プロの囲碁棋士にも勝利した囲碁AIのAlphaGoを開発したことで知られるGoogle傘下のAI開発企業・DeepMindの共同創設者であるムスタファ・スレイマン氏が、政策立案者はAIに仕事を奪われる人々への対策を進めるべきと警告しています。

AI will create ‘a serious number of losers’, warns DeepMind co-founder | Financial Times

https://www.ft.com/content/0c105d93-e017-470d-8653-a2a30fd720b2



DeepMind cofounder Mustafa Suleyman calls for universal basic income to cushion A.I. job loss | Fortune

https://fortune.com/2023/05/10/artificial-intelligence-deepmind-co-founder-mustafa-suleyman-ubi-governments-seriously-need-to-find-solution-for-people-that-lose-their-jobs/

DeepMind cofounder warns governments seriously need to find solutions for people who lose their jobs to A.I.

https://finance.yahoo.com/news/deepmind-co-founder-warns-governments-155849706.html

ロンドンに本拠地を置くAI研究機関・DeepMindの共同創業者であるスレイマン氏は、2023年5月9日にアメリカ・サンフランシスコで開催されたGIC's Bridge Forumに参加し、「政府はAIの出現により仕事を奪われてしまった頭脳労働者に対する解決策を見つける必要がある」と警告しました。具体的には、ベーシックインカムの導入などを政府が検討すべきと主張しています。

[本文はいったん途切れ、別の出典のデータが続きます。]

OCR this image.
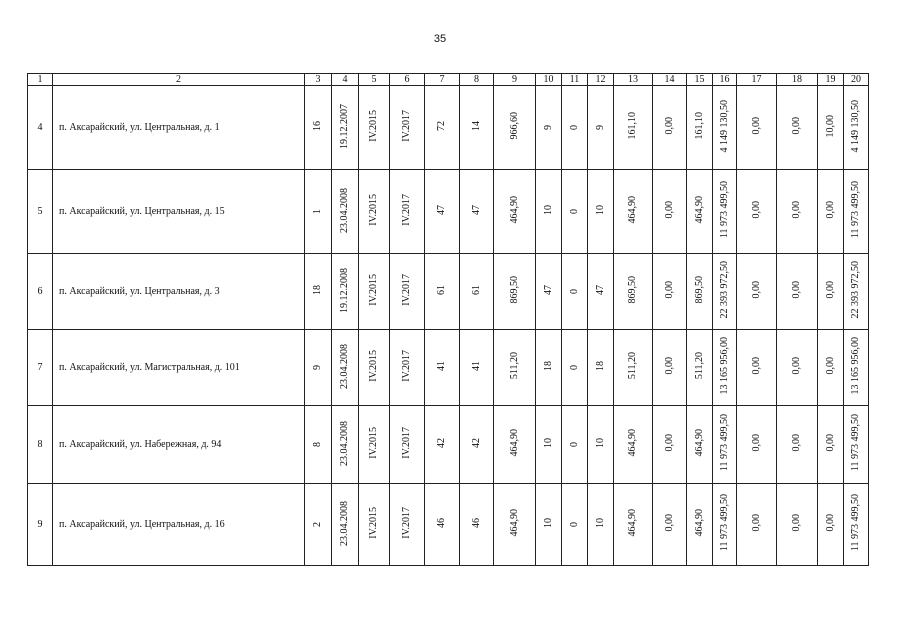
35
1	2	3	4	5	6	7	8	9	10	11	12	13	14	15	16	17	18	19	20
4	п. Аксарайский, ул. Центральная, д. 1	16	19.12.2007	IV.2015	IV.2017	72	14	966,60	9	0	9	161,10	0,00	161,10	4 149 130,50	0,00	0,00	10,00	4 149 130,50
5	п. Аксарайский, ул. Центральная, д. 15	1	23.04.2008	IV.2015	IV.2017	47	47	464,90	10	0	10	464,90	0,00	464,90	11 973 499,50	0,00	0,00	0,00	11 973 499,50
6	п. Аксарайский, ул. Центральная, д. 3	18	19.12.2008	IV.2015	IV.2017	61	61	869,50	47	0	47	869,50	0,00	869,50	22 393 972,50	0,00	0,00	0,00	22 393 972,50
7	п. Аксарайский, ул. Магистральная, д. 101	9	23.04.2008	IV.2015	IV.2017	41	41	511,20	18	0	18	511,20	0,00	511,20	13 165 956,00	0,00	0,00	0,00	13 165 956,00
8	п. Аксарайский, ул. Набережная, д. 94	8	23.04.2008	IV.2015	IV.2017	42	42	464,90	10	0	10	464,90	0,00	464,90	11 973 499,50	0,00	0,00	0,00	11 973 499,50
9	п. Аксарайский, ул. Центральная, д. 16	2	23.04.2008	IV.2015	IV.2017	46	46	464,90	10	0	10	464,90	0,00	464,90	11 973 499,50	0,00	0,00	0,00	11 973 499,50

Financial Timesの報道によると、スレイマン氏はフォーラムの中で「(AIに仕事を奪われてしまった人には)重大な補償が必要です。これは政治的、経済的措置であり、我々は真剣に議論を行う必要があります」と語り、進化するAIへの対策を政治的・経済的に進めていく必要があるとしました。

大手金融サービスのゴールドマン・サックスは、2023年3月にMidjourneyやChatGPTなどの人間とほとんど見分けがつかないレベルのコンテンツを作成できるジェネレーティブAIにより、アメリカとヨーロッパで3億人ものフルタイム労働者が職を失う可能性があるという調査レポートを発表しています。

「ChatGPT」などの自動生成AIは世界のGDPを7%増加させると同時に3億人の雇用に影響を与えるという調査報告、日本は世界で3番目に大きな影響を受けるとの指摘も - GIGAZINE



スレイマン氏も「間違いなくホワイトカラーの仕事の多くが、今後5年から10年で大きく変わっていくことになるでしょう」と語り、頭脳労働の多くがAIに取って代わる可能性を指摘しています。

なお、スレイマン氏はDeepMindをGoogleに売却したのち、ビジネスSNSのLinkedInを設立したリード・ホフマン氏の援助のもと、Inflectionという新しいAIスタートアップを立ち上げました。

Inflection

https://inflection.ai/



AIが人間の仕事を奪うことへの対策を進めるべきと進言したのはスレイマン氏が最初ではありません。2023年3月には、イーロン・マスク氏やスティーブ・ウォズニアック氏といったテクノロジー業界の大物たちが、急速な発展を遂げるAIが「社会と人類への深刻なリスクになり得る」として、GPT-4などのAIを「少なくとも6カ月間にわたり即時開発停止すべき」と主張する公開書簡に署名しました。

「コントロールの喪失」の恐れがあるとしてGPT-4を超えるAIの即時開発停止を全技術者に対して6カ月間求める公開書簡、イーロン・マスクやスティーブ・ウォズニアックなど1300人以上が署名 - GIGAZINE



実際、DeepMindの本拠地であるイギリスおよび、DeepMindの親会社であるGoogleが本拠を置くアメリカでは、AIの進化による影響が爆発的な問題を起こす可能性があると、Fortuneは指摘。AIによる影響を和らげるための策がないまま進めば、「非常に多くの労働者が不幸に陥り、大きな動揺を引き起こすこととなるでしょう」とスレイマン氏は警告しています。